Having a population of only about 75,000, hasn't held us back too much. Apparently Peterborough has the largest cardiology clinic in the province. And I grew up next door to the family doctor whose been largely credited with having the vision to create primary health care teams as a means to improving the efficiency of our system. Thus providing doctors for doctor-less Canadians. In my view, Michael Moore's "Sicko", has painted the Canadian system much too rosy!
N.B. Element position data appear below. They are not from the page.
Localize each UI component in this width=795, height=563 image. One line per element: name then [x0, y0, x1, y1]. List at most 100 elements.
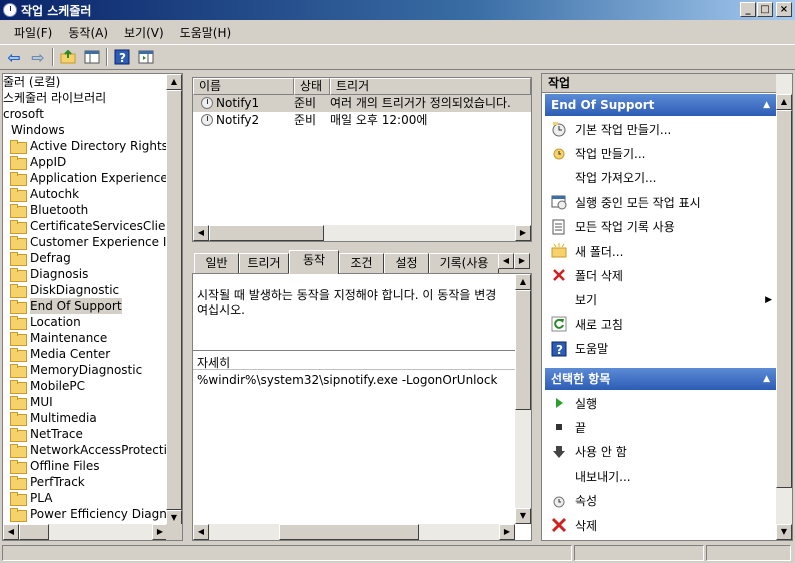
- action-item[interactable]: 삭제: [545, 513, 778, 537]
- tree-item[interactable]: PLA: [3, 490, 168, 506]
- close-button[interactable]: ×: [776, 2, 792, 17]
- tree-item[interactable]: DiskDiagnostic: [3, 282, 168, 298]
- minimize-button[interactable]: _: [740, 2, 756, 17]
- tree-item[interactable]: NetworkAccessProtectio: [3, 442, 168, 458]
- scroll-up-button[interactable]: ▲: [166, 74, 182, 90]
- tab-conditions[interactable]: 조건: [339, 253, 384, 274]
- tab-settings[interactable]: 설정: [384, 253, 429, 274]
- tree-item[interactable]: Media Center: [3, 346, 168, 362]
- forward-button[interactable]: ⇨: [28, 47, 48, 67]
- tree-horizontal-scrollbar[interactable]: ◀ ▶: [3, 524, 168, 540]
- action-item[interactable]: 실행: [545, 391, 778, 415]
- tree-item[interactable]: 줄러 (로컬): [3, 74, 168, 90]
- console-tree[interactable]: 줄러 (로컬) 스케줄러 라이브러리 crosoft Windows Active Di…: [2, 73, 183, 541]
- action-item[interactable]: 작업 만들기...: [545, 141, 778, 165]
- task-row[interactable]: Notify2 준비 매일 오후 12:00에: [193, 112, 531, 129]
- tab-scroll-left-button[interactable]: ◀: [498, 253, 514, 269]
- maximize-button[interactable]: □: [757, 2, 773, 17]
- scroll-left-button[interactable]: ◀: [193, 524, 209, 540]
- scroll-left-button[interactable]: ◀: [3, 524, 19, 540]
- scroll-up-button[interactable]: ▲: [776, 94, 792, 110]
- action-item[interactable]: 새 폴더...: [545, 239, 778, 263]
- action-item[interactable]: 끝: [545, 415, 778, 439]
- action-detail-row[interactable]: %windir%\system32\sipnotify.exe -LogonOr…: [197, 373, 497, 387]
- tab-horizontal-scrollbar[interactable]: ◀ ▶: [193, 524, 515, 540]
- action-item[interactable]: 실행 중인 모든 작업 표시: [545, 190, 778, 214]
- tree-item[interactable]: Location: [3, 314, 168, 330]
- scroll-right-button[interactable]: ▶: [499, 524, 515, 540]
- tree-item[interactable]: PerfTrack: [3, 474, 168, 490]
- tree-item[interactable]: Maintenance: [3, 330, 168, 346]
- tree-item[interactable]: Customer Experience Im: [3, 234, 168, 250]
- help-button[interactable]: ?: [112, 47, 132, 67]
- action-item[interactable]: 속성: [545, 489, 778, 513]
- action-item[interactable]: 작업 가져오기...: [545, 166, 778, 190]
- tree-item[interactable]: Application Experience: [3, 170, 168, 186]
- action-item[interactable]: 폴더 삭제: [545, 263, 778, 287]
- menu-file[interactable]: 파일(F): [6, 24, 60, 41]
- tree-item[interactable]: Autochk: [3, 186, 168, 202]
- tree-item[interactable]: Multimedia: [3, 410, 168, 426]
- scroll-right-button[interactable]: ▶: [515, 225, 531, 241]
- scroll-down-button[interactable]: ▼: [515, 508, 531, 524]
- menu-action[interactable]: 동작(A): [60, 24, 116, 41]
- tree-item[interactable]: MUI: [3, 394, 168, 410]
- task-list-horizontal-scrollbar[interactable]: ◀ ▶: [193, 225, 531, 241]
- tree-item[interactable]: NetTrace: [3, 426, 168, 442]
- tab-actions[interactable]: 동작: [289, 250, 339, 274]
- folder-icon: [10, 476, 27, 490]
- tree-item[interactable]: Defrag: [3, 250, 168, 266]
- menu-view[interactable]: 보기(V): [116, 24, 172, 41]
- task-row[interactable]: Notify1 준비 여러 개의 트리거가 정의되었습니다.: [193, 95, 531, 112]
- action-item[interactable]: 기본 작업 만들기...: [545, 117, 778, 141]
- tree-item[interactable]: Diagnosis: [3, 266, 168, 282]
- tree-item[interactable]: End Of Support: [3, 298, 168, 314]
- action-item[interactable]: 보기 ▶: [545, 288, 778, 312]
- tree-item[interactable]: MemoryDiagnostic: [3, 362, 168, 378]
- scroll-thumb[interactable]: [19, 524, 49, 540]
- column-name[interactable]: 이름: [193, 78, 294, 95]
- action-item[interactable]: 사용 안 함: [545, 440, 778, 464]
- task-list[interactable]: 이름 상태 트리거 Notify1 준비 여러 개의 트리거가 정의되었습니다. N…: [192, 77, 532, 242]
- scroll-up-button[interactable]: ▲: [515, 274, 531, 290]
- tab-history[interactable]: 기록(사용: [429, 253, 499, 274]
- action-item[interactable]: ? 도움말: [545, 337, 778, 361]
- tree-item[interactable]: Bluetooth: [3, 202, 168, 218]
- tree-item[interactable]: Windows: [3, 122, 168, 138]
- column-status[interactable]: 상태: [294, 78, 330, 95]
- scroll-thumb[interactable]: [279, 524, 419, 540]
- show-hide-console-tree-button[interactable]: [82, 47, 102, 67]
- tab-triggers[interactable]: 트리거: [239, 253, 289, 274]
- action-item[interactable]: 모든 작업 기록 사용: [545, 215, 778, 239]
- up-folder-button[interactable]: [58, 47, 78, 67]
- column-triggers[interactable]: 트리거: [330, 78, 531, 95]
- tree-item[interactable]: AppID: [3, 154, 168, 170]
- tree-item[interactable]: Power Efficiency Diagno: [3, 506, 168, 522]
- tab-scroll-right-button[interactable]: ▶: [514, 253, 530, 269]
- show-hide-action-pane-button[interactable]: [136, 47, 156, 67]
- action-item-label: 내보내기...: [575, 469, 631, 484]
- scroll-down-button[interactable]: ▼: [776, 524, 792, 540]
- tree-item[interactable]: CertificateServicesClient: [3, 218, 168, 234]
- back-button[interactable]: ⇦: [4, 47, 24, 67]
- action-item[interactable]: 내보내기...: [545, 464, 778, 488]
- scroll-left-button[interactable]: ◀: [193, 225, 209, 241]
- tree-item[interactable]: MobilePC: [3, 378, 168, 394]
- tree-item[interactable]: Active Directory Rights N: [3, 138, 168, 154]
- action-item[interactable]: 새로 고침: [545, 312, 778, 336]
- tree-item[interactable]: Offline Files: [3, 458, 168, 474]
- tab-vertical-scrollbar[interactable]: ▲ ▼: [515, 274, 531, 524]
- section-selected-item[interactable]: 선택한 항목 ▲: [545, 368, 778, 390]
- tree-item-label: Customer Experience Im: [30, 235, 168, 249]
- scroll-thumb[interactable]: [209, 225, 324, 241]
- section-end-of-support[interactable]: End Of Support ▲: [545, 94, 778, 116]
- scroll-thumb[interactable]: [166, 90, 182, 510]
- scroll-thumb[interactable]: [776, 110, 792, 488]
- actions-vertical-scrollbar[interactable]: ▲ ▼: [776, 74, 792, 540]
- menu-help[interactable]: 도움말(H): [172, 24, 240, 41]
- tree-item[interactable]: crosoft: [3, 106, 168, 122]
- tree-vertical-scrollbar[interactable]: ▲ ▼: [166, 74, 182, 526]
- scroll-thumb[interactable]: [515, 290, 531, 410]
- tab-general[interactable]: 일반: [194, 253, 239, 274]
- tree-item[interactable]: 스케줄러 라이브러리: [3, 90, 168, 106]
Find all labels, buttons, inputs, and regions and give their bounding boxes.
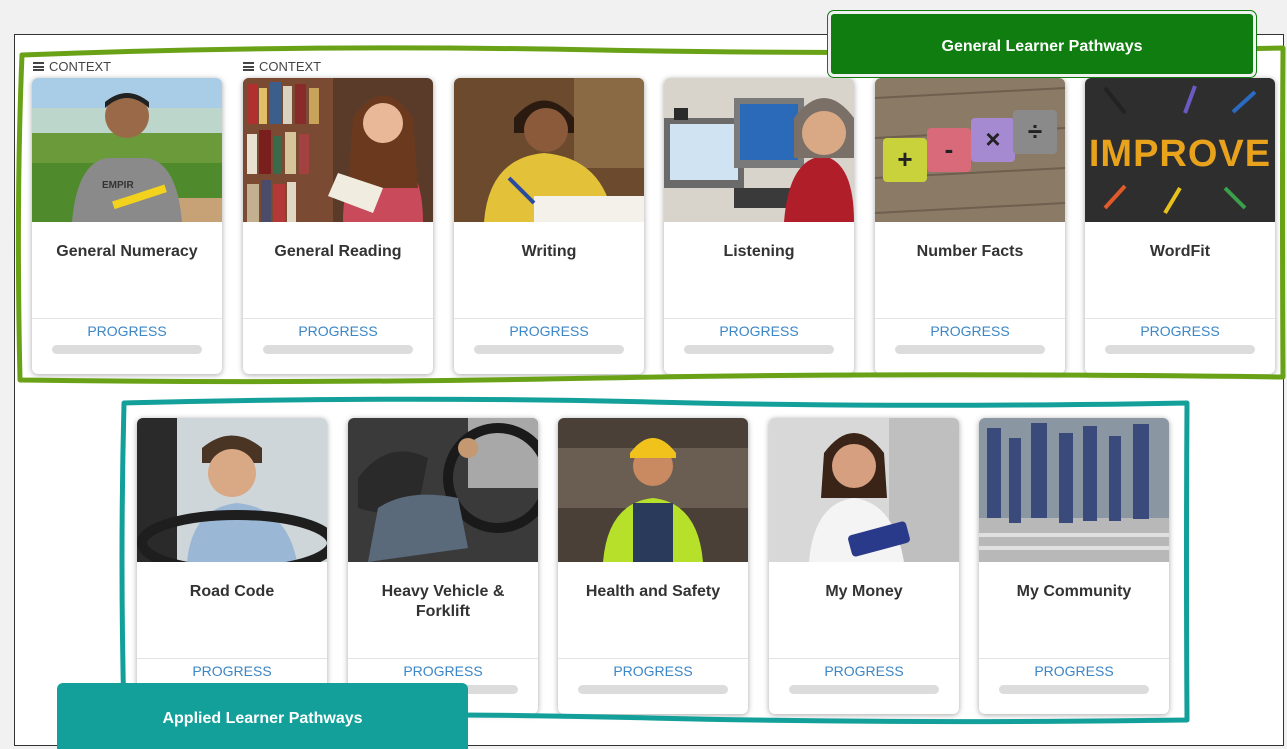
divider	[1085, 318, 1275, 319]
svg-text:÷: ÷	[1028, 116, 1042, 146]
progress-label[interactable]: PROGRESS	[32, 323, 222, 339]
divider	[137, 658, 327, 659]
card-image	[454, 78, 644, 222]
context-menu-reading[interactable]: CONTEXT	[243, 59, 321, 74]
divider	[875, 318, 1065, 319]
divider	[769, 658, 959, 659]
progress-label[interactable]: PROGRESS	[454, 323, 644, 339]
context-label: CONTEXT	[259, 59, 322, 74]
divider	[243, 318, 433, 319]
card-image	[558, 418, 748, 562]
context-label: CONTEXT	[49, 59, 112, 74]
progress-label[interactable]: PROGRESS	[769, 663, 959, 679]
divider	[664, 318, 854, 319]
card-title: Number Facts	[916, 243, 1024, 260]
card-health-and-safety[interactable]: Health and Safety PROGRESS	[558, 418, 748, 714]
card-title: Health and Safety	[585, 583, 721, 600]
svg-text:IMPROVE: IMPROVE	[1089, 133, 1271, 175]
card-image	[979, 418, 1169, 562]
card-image	[137, 418, 327, 562]
divider	[454, 318, 644, 319]
progress-label[interactable]: PROGRESS	[558, 663, 748, 679]
card-image	[348, 418, 538, 562]
svg-text:+: +	[897, 144, 912, 174]
progress-bar	[263, 345, 413, 354]
progress-bar	[999, 685, 1149, 694]
progress-bar	[1105, 345, 1255, 354]
card-title: My Community	[1016, 583, 1132, 600]
progress-bar	[789, 685, 939, 694]
progress-bar	[52, 345, 202, 354]
card-number-facts[interactable]: + - × ÷ Number Facts PROGRESS	[875, 78, 1065, 374]
card-title: Heavy Vehicle & Forklift	[381, 583, 505, 620]
divider	[979, 658, 1169, 659]
progress-bar	[578, 685, 728, 694]
progress-label[interactable]: PROGRESS	[243, 323, 433, 339]
card-image	[769, 418, 959, 562]
card-image	[664, 78, 854, 222]
menu-icon	[243, 62, 254, 71]
progress-bar	[684, 345, 834, 354]
progress-label[interactable]: PROGRESS	[664, 323, 854, 339]
card-title: General Numeracy	[56, 243, 198, 260]
card-general-reading[interactable]: General Reading PROGRESS	[243, 78, 433, 374]
card-image: IMPROVE	[1085, 78, 1275, 222]
card-listening[interactable]: Listening PROGRESS	[664, 78, 854, 374]
card-title: Listening	[723, 243, 795, 260]
progress-label[interactable]: PROGRESS	[137, 663, 327, 679]
svg-text:×: ×	[985, 124, 1000, 154]
svg-text:-: -	[945, 134, 954, 164]
applied-pathways-label: Applied Learner Pathways	[57, 683, 468, 749]
progress-bar	[895, 345, 1045, 354]
card-general-numeracy[interactable]: EMPIR General Numeracy PROGRESS	[32, 78, 222, 374]
card-title: Road Code	[189, 583, 275, 600]
card-wordfit[interactable]: IMPROVE WordFit PROGRESS	[1085, 78, 1275, 374]
context-menu-numeracy[interactable]: CONTEXT	[33, 59, 111, 74]
card-title: Writing	[521, 243, 577, 260]
svg-text:EMPIR: EMPIR	[102, 180, 134, 191]
general-pathways-label: General Learner Pathways	[828, 11, 1256, 77]
divider	[32, 318, 222, 319]
progress-label[interactable]: PROGRESS	[1085, 323, 1275, 339]
card-image	[243, 78, 433, 222]
progress-label[interactable]: PROGRESS	[875, 323, 1065, 339]
divider	[348, 658, 538, 659]
card-my-community[interactable]: My Community PROGRESS	[979, 418, 1169, 714]
progress-bar	[474, 345, 624, 354]
card-my-money[interactable]: My Money PROGRESS	[769, 418, 959, 714]
progress-label[interactable]: PROGRESS	[979, 663, 1169, 679]
card-title: My Money	[825, 583, 903, 600]
card-heavy-vehicle-forklift[interactable]: Heavy Vehicle & Forklift PROGRESS	[348, 418, 538, 714]
card-image: EMPIR	[32, 78, 222, 222]
card-title: WordFit	[1149, 243, 1211, 260]
card-image: + - × ÷	[875, 78, 1065, 222]
card-title: General Reading	[274, 243, 402, 260]
divider	[558, 658, 748, 659]
card-writing[interactable]: Writing PROGRESS	[454, 78, 644, 374]
card-road-code[interactable]: Road Code PROGRESS	[137, 418, 327, 714]
progress-label[interactable]: PROGRESS	[348, 663, 538, 679]
menu-icon	[33, 62, 44, 71]
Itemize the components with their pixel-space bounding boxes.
If you go to, you can access many more critical reviews of this book ( somewhere around 10% ). And if you go to a "popular American vegetarian website", you can find Dr. Campbell's response to some of the seemingly well researched critical reviews. Some of Campbell's critics claim this book is not a true reflection of the actual study, and that he has a "vegan agenda". If you have access to a copy of this book, read what Colin Campbell says on pages 106 and 107 about how he arrived at his decision to adopt a 99 percent plant-based diet.

It would be interesting to know what all of the colleagues involved in the actual "China Study", think of the Campbell's book. Although they do have at least one top guy in their corner. Junshi Chen's (M.D., PhD., Senior Research Professor Institute of Nutrition and Food Safety, Chinese Center for Disease Control and Prevention) praise for this book can be found on it's first page, along with Dean Ornish and others. Howard Lyman wrote the Preface, John Robbins, the Foreward. For me, these people exude integrity.